Als er gekeken wordt naar de releasecycle van software dan is er een verschil zichtbaar in de doorlooptijd voor de ingebruikname van een nieuwe versie van de mobiele applicatie. De meeste gebruikers updaten niet gelijk wanneer er een nieuwe versie van de app geïnstalleerd wordt. Om het gedrag van de gebruikers positief te beïnvloeden kan er bijvoorbeeld nagedacht worden over het vanuit de app zelf aankondigen van nieuwe updates. Er dient van tevoren goed nagedacht te worden over hoe hiermee omgegaan wordt aangezien dit gevolgen kan hebben voor het ontwikkelproces.
Conclusie
In dit artikel is een standaard-softwareontwikkeltraject uiteengezet, waarbij is gekeken naar verschillen en overeenkomsten tussen het ontwikkelen van traditionele applicaties en mobiele applicaties. Hieruit blijkt dat de stappen die in het proces voorkomen vergelijkbaar zijn, maar dat er in de invulling van de stappen een aantal duidelijke verschillen zichtbaar is. Kernpunten hierin zijn onder meer:
- Door de eigenschappen van mobiele applicaties, zoals bijvoorbeeld de doelgroep, het toepassingsgebied en de mobiliteit, is het onwaarschijnlijk dat een bestaande businesscase in zijn geheel dupliceerbaar is. Onderzoek de mogelijkheden.

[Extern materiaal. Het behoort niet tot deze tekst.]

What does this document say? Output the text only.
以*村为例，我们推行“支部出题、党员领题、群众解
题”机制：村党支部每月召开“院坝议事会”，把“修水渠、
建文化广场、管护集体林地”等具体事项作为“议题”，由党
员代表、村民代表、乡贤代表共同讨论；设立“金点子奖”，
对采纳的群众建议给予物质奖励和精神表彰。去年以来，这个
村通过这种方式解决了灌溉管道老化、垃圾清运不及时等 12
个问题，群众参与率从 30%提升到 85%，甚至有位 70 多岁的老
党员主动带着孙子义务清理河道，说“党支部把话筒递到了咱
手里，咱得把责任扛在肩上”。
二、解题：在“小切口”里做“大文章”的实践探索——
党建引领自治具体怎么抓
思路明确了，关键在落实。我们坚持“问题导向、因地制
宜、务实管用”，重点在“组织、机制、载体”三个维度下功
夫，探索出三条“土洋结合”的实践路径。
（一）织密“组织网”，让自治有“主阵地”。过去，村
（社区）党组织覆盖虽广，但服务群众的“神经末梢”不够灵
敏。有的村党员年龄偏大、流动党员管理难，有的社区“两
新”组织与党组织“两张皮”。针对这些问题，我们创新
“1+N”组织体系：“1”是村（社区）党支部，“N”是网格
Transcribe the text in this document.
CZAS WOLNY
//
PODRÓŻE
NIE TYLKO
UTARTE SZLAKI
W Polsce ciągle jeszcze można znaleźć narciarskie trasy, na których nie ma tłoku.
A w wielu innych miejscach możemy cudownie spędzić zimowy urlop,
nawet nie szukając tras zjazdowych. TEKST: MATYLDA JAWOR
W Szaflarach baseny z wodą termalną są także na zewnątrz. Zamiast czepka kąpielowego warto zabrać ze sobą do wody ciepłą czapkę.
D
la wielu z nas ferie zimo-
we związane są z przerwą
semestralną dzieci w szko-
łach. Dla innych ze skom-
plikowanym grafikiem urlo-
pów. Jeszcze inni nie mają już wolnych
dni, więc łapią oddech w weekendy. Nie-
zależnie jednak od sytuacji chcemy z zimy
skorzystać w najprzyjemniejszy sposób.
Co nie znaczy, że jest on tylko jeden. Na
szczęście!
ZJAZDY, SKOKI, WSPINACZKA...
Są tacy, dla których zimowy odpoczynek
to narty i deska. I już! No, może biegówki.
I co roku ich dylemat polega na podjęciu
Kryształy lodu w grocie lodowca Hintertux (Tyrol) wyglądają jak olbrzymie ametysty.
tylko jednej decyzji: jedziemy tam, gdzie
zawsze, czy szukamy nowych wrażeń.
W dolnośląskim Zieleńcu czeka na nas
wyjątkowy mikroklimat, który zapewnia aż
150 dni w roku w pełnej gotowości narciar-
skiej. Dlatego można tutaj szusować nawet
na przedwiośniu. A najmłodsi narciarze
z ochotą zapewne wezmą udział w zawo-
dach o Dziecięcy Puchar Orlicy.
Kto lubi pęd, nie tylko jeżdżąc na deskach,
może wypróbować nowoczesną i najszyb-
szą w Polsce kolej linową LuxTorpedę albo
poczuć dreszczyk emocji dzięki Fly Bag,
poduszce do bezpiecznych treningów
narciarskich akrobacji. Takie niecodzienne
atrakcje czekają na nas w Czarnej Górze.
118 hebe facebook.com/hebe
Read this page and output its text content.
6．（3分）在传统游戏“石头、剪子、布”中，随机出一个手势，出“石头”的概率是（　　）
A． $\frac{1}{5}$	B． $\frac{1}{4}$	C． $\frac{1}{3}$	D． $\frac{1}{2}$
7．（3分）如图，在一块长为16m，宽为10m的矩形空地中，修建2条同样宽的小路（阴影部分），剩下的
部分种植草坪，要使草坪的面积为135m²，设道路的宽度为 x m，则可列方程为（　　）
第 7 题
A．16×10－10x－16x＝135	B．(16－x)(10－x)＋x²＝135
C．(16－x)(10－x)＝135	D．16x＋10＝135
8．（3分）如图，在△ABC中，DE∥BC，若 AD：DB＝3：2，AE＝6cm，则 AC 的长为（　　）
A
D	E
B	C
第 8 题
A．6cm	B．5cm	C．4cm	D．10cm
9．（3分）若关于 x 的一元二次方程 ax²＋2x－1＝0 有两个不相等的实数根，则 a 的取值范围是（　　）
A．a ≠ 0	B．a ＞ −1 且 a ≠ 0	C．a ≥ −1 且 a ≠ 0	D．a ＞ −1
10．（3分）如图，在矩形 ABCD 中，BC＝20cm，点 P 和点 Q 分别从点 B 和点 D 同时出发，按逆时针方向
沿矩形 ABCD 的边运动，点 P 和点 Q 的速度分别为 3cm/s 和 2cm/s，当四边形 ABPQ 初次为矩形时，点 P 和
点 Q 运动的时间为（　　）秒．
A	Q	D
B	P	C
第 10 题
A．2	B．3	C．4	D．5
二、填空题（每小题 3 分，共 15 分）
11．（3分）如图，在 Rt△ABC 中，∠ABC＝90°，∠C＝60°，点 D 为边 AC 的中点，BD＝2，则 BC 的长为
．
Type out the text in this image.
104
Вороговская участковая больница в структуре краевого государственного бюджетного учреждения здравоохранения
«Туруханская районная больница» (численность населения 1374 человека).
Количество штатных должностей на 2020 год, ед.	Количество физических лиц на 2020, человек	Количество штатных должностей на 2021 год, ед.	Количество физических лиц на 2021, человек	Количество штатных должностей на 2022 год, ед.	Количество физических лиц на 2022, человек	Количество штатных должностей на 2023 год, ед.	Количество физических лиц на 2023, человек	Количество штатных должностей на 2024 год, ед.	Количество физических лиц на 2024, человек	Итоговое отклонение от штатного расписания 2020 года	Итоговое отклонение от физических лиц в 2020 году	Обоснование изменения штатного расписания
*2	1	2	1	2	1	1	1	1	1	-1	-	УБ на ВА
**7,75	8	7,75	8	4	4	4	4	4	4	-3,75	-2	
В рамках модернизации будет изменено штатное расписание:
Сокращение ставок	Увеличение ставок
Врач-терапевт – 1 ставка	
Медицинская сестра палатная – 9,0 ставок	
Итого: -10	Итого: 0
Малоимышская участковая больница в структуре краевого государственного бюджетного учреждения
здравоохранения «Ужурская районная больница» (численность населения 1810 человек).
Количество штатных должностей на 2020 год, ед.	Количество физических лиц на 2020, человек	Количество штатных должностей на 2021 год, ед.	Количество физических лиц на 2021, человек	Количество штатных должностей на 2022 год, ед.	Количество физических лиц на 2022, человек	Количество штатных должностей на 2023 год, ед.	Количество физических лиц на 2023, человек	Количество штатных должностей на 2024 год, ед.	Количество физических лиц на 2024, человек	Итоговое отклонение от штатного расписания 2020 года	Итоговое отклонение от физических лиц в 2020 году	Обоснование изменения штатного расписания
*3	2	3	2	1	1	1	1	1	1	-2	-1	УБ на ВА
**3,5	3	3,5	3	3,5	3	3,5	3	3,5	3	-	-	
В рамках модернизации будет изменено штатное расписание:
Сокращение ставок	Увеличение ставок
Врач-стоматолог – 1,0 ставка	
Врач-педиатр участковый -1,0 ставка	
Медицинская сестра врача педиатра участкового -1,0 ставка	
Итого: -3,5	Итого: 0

- De gebruiker van een mobiele applicatie verwacht ten opzichte van desktopapplicaties altijd dat een mobiele applicatie snel en eenvoudig te bedienen is. Om hieraan te voldoen is het van belang dat het ontwerp ook eenvoudig en overzichtelijk is: less is more!
- Het gebruik van mobiele software moet een doel hebben in de specifieke context, waardoor de functionele eisen veelal beperkter zijn dan in traditionele software. Door de eigenschappen van mobiele apparaten worden de mogelijke functionaliteiten en de interactiemogelijkheden beïnvloed.
- De keuze voor het type applicatie heeft grote invloed op het ontwikkeltraject en met name op de mogelijke ontwikkelmethoden.
- Voor de ontwikkeling van mobiele applicaties is het mogelijk interessant om gebruik te maken van een framework waarin dedicated stand-alone applicaties ontwikkeld kunnen worden, zonder te ontwikkelen in de programmeertaal van het platform waarop de applicatie gaat draaien.
- Het is de moeite waard om te onderzoeken of het voordelig is om het uitvoerig testen van een mobiele applicatie uit te besteden.
- Bij de distributie van mobiele software moet er vaak gebruik worden gemaakt van de online ‘winkel’ van de leverancier van het platform waarop de applicatie moet draaien. Houd rekening met de beperkingen en kosten.
- Besteed aandacht aan het inrichten van een Mobile Device Management-oplossing en de releasecycle.
Kortom: er zijn verschillen en aandachtspunten bij het ontwikkelen van mobiele applicaties, maar zij vormen leuke uitdagingen ten opzichte van het ontwikkeltraject van traditionele software, en bieden juist volop kansen.
Literatuur
[Davi89] F. Davis, Perceived Usefulness, Perceived Ease of Use, and User Acceptance of Information Technology. MIS Quarterly 13 (3), 1989, p. 319-340.
[Horn11] L. Horn (2011, Oktober 24). 1. Retrieved Mei 20, 2012, from Report: Android Market Reaches 500,000 Apps: http://www.pcmag.com/article2/0,2817,2395188,00.asp.
[IGFK11] Intomart GFK, Trends in Digitale Media. Intomart GFK, 2011.